Tüm dosya kapsamı, taraf iddia ve savunmaları, alınan bilirkişi raporları ve bütün deliller birlikte değerlendirildiğinde; taraflar arasında bulunan 14/11/2017 tarihli sözleşmesinin 2.4 maddesi gereğince davalı şirket bünyesinde çalışan tüm personelin özlük haklarına ilişkin ödemelerinden davalı şirketin sorumlu olduğu, dosya kapsamında celp edilen —-, davalı tarafından — yatırıldığının icra dosyasında —- ile sabit olduğu, davalının sorumluluğunda olan bedelin icra dosyasına yatırıldıktan sonra haksız bir şekilde davacıdan kesildiği, davalı tarafından ticari defter ve kayıtların ibrazından kaçınıldığı da nazara alındığında davacının talebinde haklı olduğu anlaşılmış, davanın kabulüne, davalının — esas sayılı takip dosyasına yapmış olduğu itirazın iptali ile, —– asıl alacak ve takip tarihinden itibaren işleyecek avans faizi üzerinden takibin devamına karar verilmiştir.

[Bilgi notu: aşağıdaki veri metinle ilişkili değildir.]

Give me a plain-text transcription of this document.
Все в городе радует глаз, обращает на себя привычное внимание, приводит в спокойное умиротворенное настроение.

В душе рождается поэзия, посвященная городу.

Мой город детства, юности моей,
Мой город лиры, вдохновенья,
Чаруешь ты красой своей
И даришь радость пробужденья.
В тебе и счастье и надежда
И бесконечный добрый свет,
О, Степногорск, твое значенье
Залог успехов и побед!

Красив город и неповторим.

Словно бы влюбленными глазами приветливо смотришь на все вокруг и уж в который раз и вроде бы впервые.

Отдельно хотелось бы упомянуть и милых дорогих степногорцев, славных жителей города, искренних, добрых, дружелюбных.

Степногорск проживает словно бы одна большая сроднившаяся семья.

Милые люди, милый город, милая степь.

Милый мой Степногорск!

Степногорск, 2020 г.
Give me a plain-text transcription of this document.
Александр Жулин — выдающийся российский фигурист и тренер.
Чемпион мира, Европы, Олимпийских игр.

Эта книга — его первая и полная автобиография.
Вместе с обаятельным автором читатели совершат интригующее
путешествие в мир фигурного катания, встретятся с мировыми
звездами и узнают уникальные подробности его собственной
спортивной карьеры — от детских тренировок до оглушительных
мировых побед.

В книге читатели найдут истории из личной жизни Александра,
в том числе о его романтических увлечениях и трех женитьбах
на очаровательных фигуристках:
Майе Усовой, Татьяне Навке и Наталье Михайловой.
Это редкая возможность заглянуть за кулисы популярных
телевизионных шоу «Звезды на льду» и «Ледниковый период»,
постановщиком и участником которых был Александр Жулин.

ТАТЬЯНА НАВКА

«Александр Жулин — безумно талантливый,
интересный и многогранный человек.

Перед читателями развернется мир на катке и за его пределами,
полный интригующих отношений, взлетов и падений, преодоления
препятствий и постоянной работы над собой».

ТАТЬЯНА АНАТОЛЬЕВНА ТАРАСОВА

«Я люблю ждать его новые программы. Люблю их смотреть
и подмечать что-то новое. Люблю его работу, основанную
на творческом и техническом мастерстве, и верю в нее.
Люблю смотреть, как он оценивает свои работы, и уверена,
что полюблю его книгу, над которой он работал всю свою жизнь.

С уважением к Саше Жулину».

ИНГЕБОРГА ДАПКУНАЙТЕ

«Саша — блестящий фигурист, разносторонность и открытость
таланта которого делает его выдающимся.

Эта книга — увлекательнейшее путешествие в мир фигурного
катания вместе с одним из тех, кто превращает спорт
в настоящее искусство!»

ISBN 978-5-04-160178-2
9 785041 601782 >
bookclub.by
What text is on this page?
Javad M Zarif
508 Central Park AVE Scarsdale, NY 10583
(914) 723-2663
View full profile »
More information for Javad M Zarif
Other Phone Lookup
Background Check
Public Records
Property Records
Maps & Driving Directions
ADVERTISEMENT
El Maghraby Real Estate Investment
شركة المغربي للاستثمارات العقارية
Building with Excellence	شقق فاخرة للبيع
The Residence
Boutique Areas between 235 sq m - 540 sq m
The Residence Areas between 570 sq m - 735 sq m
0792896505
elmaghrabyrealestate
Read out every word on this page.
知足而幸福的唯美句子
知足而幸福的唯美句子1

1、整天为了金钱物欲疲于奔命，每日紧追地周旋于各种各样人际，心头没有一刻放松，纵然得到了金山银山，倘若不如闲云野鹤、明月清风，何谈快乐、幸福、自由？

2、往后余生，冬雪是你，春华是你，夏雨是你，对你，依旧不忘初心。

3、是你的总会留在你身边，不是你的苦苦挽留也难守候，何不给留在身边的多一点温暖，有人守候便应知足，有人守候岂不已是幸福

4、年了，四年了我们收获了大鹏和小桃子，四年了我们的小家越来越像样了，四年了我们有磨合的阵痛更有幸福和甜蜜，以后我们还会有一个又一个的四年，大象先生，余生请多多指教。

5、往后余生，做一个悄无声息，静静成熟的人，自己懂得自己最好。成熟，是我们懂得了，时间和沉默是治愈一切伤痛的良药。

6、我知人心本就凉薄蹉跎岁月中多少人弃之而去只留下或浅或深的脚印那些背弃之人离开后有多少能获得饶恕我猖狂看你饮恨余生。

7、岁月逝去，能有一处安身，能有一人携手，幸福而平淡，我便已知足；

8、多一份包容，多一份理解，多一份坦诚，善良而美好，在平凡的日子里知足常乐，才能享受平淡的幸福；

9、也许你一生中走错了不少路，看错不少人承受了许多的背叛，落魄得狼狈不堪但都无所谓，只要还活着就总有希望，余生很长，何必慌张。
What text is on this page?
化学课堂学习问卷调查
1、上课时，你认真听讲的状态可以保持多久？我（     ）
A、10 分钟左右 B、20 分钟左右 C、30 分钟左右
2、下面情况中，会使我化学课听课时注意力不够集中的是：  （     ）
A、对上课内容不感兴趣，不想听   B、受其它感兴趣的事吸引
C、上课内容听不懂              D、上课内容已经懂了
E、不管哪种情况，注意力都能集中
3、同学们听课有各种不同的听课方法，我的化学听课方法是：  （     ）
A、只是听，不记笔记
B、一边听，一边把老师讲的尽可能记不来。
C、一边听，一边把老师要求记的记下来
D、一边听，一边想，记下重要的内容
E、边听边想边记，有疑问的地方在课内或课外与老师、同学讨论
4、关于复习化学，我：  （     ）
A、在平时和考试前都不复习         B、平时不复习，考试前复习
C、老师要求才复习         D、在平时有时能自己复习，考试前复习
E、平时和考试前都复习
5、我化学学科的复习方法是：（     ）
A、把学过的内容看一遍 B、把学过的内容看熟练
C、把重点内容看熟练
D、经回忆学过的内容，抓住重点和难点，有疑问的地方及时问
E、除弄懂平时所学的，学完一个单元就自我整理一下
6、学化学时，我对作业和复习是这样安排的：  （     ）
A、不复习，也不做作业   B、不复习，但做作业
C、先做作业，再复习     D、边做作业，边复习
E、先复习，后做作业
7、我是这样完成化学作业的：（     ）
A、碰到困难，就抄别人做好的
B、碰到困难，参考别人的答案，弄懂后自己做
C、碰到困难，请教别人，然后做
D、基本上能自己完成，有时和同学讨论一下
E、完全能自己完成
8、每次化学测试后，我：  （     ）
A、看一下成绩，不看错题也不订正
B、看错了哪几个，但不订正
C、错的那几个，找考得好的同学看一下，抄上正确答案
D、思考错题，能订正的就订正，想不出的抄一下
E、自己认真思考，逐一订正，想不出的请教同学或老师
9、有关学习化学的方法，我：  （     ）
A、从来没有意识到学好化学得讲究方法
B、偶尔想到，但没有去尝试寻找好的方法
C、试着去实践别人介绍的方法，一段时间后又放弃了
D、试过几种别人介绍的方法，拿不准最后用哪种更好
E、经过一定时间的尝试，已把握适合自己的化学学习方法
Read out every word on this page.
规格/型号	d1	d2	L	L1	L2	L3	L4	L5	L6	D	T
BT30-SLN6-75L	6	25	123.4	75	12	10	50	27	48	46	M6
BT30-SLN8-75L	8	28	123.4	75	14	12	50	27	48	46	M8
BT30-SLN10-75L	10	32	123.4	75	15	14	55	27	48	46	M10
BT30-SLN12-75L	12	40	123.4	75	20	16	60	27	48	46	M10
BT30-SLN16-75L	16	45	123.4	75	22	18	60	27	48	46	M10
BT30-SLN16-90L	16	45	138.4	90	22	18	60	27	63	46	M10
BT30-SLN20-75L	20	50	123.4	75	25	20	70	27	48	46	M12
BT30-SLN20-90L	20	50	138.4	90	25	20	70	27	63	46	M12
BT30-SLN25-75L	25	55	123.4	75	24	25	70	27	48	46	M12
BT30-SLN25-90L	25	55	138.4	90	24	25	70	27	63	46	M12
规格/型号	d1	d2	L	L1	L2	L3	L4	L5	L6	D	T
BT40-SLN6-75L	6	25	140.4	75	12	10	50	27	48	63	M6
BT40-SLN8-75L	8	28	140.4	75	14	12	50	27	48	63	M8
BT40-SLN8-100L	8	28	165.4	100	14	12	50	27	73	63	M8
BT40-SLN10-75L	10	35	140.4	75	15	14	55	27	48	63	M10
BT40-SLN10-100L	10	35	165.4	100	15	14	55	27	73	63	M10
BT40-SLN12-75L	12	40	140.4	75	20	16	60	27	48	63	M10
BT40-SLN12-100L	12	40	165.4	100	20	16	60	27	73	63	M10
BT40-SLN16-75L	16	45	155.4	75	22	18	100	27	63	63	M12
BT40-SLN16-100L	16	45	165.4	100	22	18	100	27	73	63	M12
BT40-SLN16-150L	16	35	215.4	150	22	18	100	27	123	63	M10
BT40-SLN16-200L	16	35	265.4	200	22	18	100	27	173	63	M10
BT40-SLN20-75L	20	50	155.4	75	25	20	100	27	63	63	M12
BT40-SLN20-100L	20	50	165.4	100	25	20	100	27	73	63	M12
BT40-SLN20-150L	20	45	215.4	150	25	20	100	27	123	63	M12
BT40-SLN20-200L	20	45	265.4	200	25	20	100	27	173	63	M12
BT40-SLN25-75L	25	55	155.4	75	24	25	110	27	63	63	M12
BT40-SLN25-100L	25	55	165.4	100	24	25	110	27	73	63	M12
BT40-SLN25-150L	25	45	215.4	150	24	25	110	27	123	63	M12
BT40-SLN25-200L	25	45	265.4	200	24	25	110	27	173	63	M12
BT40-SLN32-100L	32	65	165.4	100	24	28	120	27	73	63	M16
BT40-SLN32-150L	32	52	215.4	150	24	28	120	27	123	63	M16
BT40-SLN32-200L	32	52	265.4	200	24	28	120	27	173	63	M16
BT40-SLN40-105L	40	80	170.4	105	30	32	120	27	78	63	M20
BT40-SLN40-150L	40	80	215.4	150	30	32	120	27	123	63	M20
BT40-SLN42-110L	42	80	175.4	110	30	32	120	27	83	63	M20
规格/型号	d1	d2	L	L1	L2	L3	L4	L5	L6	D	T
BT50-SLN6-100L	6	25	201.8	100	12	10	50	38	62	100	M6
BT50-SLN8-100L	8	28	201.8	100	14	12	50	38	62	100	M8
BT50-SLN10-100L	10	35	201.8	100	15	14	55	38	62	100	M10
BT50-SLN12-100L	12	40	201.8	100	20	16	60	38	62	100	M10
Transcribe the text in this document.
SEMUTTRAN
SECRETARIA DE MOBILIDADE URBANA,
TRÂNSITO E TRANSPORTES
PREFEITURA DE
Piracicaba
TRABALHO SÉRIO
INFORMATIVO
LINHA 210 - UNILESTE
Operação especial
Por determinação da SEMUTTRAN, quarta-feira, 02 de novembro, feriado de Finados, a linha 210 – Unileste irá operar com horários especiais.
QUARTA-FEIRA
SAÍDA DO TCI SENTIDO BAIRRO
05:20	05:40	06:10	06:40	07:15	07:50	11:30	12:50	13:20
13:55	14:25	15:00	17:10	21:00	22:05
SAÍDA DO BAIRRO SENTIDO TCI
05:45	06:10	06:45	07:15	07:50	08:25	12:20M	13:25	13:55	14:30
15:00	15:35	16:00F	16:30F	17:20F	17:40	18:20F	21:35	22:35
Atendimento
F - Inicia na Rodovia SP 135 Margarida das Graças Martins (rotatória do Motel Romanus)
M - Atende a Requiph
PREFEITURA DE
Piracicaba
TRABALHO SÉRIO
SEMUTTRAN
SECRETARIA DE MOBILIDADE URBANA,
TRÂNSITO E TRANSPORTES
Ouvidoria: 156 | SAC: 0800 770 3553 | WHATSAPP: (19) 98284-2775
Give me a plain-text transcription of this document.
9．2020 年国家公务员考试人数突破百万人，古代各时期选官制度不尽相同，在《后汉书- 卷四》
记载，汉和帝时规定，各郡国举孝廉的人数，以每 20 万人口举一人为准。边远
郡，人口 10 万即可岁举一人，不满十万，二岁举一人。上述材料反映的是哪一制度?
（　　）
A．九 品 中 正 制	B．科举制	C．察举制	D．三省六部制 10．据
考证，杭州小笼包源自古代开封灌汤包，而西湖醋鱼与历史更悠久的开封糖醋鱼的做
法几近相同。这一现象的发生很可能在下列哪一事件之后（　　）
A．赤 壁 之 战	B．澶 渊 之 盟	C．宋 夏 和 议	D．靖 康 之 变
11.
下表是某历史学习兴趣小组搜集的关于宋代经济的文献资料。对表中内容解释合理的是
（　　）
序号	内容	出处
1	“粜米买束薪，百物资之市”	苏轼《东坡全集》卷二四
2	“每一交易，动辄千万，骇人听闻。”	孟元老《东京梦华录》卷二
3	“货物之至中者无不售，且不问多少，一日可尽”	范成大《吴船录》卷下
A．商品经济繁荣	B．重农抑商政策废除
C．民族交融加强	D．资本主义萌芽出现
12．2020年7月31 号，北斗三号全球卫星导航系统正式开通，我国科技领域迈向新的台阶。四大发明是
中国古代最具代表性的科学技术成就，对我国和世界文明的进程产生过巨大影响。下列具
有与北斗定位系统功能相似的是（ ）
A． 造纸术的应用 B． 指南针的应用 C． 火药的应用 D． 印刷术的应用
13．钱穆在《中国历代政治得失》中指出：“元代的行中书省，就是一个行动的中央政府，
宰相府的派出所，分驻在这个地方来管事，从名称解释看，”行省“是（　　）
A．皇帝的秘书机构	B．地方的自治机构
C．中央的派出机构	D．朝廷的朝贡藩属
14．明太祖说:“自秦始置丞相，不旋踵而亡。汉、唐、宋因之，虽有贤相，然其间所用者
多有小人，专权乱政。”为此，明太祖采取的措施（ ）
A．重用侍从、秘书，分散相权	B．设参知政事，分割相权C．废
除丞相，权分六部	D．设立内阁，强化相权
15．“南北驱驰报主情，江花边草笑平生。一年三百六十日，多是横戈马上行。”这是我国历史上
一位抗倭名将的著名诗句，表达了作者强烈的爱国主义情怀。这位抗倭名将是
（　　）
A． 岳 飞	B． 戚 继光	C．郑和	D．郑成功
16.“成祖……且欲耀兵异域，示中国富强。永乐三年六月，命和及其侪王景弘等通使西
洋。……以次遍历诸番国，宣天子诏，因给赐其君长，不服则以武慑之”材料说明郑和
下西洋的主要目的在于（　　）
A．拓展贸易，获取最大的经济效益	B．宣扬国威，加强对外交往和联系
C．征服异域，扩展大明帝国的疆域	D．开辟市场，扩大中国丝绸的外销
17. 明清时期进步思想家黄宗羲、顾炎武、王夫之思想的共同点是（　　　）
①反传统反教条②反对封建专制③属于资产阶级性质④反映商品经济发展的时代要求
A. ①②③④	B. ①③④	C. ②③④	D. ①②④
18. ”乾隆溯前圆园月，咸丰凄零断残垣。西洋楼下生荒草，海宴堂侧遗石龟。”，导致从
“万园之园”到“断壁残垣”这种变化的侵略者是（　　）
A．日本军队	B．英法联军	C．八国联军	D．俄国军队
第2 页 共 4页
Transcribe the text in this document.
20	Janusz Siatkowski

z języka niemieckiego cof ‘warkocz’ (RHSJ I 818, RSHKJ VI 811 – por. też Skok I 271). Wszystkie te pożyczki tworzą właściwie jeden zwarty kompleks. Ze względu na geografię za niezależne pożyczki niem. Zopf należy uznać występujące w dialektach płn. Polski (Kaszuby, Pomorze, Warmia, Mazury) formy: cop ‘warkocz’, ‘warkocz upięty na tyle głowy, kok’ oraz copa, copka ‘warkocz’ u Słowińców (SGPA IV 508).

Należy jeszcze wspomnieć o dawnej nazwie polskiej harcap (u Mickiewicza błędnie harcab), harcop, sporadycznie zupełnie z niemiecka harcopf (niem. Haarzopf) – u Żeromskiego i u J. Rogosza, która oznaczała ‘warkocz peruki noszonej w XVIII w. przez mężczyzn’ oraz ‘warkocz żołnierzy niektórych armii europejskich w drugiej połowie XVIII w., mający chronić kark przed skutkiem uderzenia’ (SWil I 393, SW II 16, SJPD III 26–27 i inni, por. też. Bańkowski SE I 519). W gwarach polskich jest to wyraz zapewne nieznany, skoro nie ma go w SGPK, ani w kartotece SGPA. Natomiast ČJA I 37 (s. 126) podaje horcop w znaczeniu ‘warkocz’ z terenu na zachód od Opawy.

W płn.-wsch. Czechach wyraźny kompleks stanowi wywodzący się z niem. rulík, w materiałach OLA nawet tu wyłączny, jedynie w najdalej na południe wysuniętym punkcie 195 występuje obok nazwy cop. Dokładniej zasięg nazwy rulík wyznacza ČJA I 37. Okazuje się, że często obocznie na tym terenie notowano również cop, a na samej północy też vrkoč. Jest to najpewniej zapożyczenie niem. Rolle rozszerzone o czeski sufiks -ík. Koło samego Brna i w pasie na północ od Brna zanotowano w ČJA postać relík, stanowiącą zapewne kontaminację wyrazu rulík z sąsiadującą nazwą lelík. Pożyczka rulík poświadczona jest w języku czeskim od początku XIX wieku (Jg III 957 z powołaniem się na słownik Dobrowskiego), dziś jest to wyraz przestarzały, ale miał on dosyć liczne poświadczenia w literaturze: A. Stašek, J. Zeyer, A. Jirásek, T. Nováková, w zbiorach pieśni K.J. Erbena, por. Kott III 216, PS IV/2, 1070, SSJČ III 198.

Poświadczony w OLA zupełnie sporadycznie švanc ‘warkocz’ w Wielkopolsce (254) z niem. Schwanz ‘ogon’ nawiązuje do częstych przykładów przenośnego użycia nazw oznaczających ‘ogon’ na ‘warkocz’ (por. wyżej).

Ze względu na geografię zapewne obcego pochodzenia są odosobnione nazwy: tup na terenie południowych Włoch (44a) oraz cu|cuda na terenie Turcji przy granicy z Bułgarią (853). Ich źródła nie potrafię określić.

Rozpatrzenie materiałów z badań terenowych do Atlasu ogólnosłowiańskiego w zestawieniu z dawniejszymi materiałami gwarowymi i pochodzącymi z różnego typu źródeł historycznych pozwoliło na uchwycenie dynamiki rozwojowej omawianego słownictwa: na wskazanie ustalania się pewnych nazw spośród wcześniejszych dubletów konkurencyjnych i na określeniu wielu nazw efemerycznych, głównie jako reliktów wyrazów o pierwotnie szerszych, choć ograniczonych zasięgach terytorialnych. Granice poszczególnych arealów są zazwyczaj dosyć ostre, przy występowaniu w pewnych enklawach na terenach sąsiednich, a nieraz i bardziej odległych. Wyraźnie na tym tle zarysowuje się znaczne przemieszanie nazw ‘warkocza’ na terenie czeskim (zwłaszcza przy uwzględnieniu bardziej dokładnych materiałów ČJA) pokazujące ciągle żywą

İtirazın iptali davalarında davacı yararına icra inkar tazminatına hükmedilebilmesi için borçlunun itirazında haksız olması ve alacağın likit olması şarttır——— Dosyaya konu alacağın cari hesap ilişkisi/faturaya dayanması sebebiyle alacağın likit ve davalının haksız olduğu anlaşıldığından, hükmedilen asıl alacak miktarı —- ilamı) üzerinden davacı lehine icra inkar tazminatına hükmedilmiş, aşağıdaki şekilde hüküm kurulmuştur.
HÜKÜM: Gerekçesi yukarıda açıklandığı üzere;
1-Davanın KABULÜNE,
-Davalının —- esas sayılı takip dosyasına yapmış olduğu İTİRAZIN İPTALİ ile, 40.200,00-TL asıl alacak ve takip tarihinden itibaren işleyecek avans faizi üzerinden takibin DEVAMINA,
2-Hükmedilen asıl alacağın %20’si oranında icra inkar tazminatının davalıdan alınarak davacıya verilmesine,
3-Karar harcı 2.746,06-TL’den davacı tarafça yatırılan 488,18-TL peşin ile icra dosyasına yatırılan 202,10-TL harç olmak üzere toplam 690,28‬-TL harçtan mahsubu ile bakiye 2.055,78-TL harcın davalı taraftan tahsili ile hazine adına irat kaydına,
4-Davacı tarafça yatırılan 488,18-TL peşin ile icra dosyasına yatırılan 202,10-TL harç olmak üzere toplam 690,28‬-TL harcın davalıdan alınarak davacıya verilmesine,
5-Davacı tarafından yapılan 54,40-TL başvuru harcı, 7,80-TL vekalet harcı, 155,50-TL tebligat ve müzekkere gideri, 950,00-TL bilirkişi ücreti olmak üzere toplam 1.167,70-TL yargılama giderinin davalı taraftan tahsili ile davacı tarafa ödenmesine,
6-Gerekçeli karar yazım tarihi itibariyle—– faaliyeti yönünden düzenlenmiş sarf kararı bulunmadığı anlaşılmakla arabuluculuk sarf kararının düzenlenmesi halinde TTK 5/A maddesi ve 6325 Sayılı Hukuk Uyuşmazlıklarında Arabuluculuk Kanunu 18/A fıkrası ve Arabuluculuk Kanunu Yönetmeliği tarife hükümleri uyarınca —- davalıdan alınarak hazineye irat kaydına,
7-Davalı tarafından yapılan yargılama gideri bulunmadığından bu hususta karar verilmesine yer olmadığına,
8-Davacı taraf kendisini vekille temsil ettirdiğinden karar tarihinde geçerli —-. 13. maddesindeki esaslara göre belirlenen 6.026,00-TL nispi vekalet ücretinin davalıdan alınarak davacıya verilmesine,
9-Taraflarca dosyaya yatırılan ve sarf edilmeyen gider avansının karar kesinleştiğinde Hukuk Muhakemeleri Kanununun 333.maddesi uyarınca ilgili tarafa iadesine,
Dair, davacı vekilinin yüzüne karşı kararın tebliğinden itibaren 2 haftalık yasal süre içerisinde İstanbul Bölge Adliye Mahkemesine istinaf yolu açık olmak üzere verilen karar açıkça okunup, usulen anlatıldı.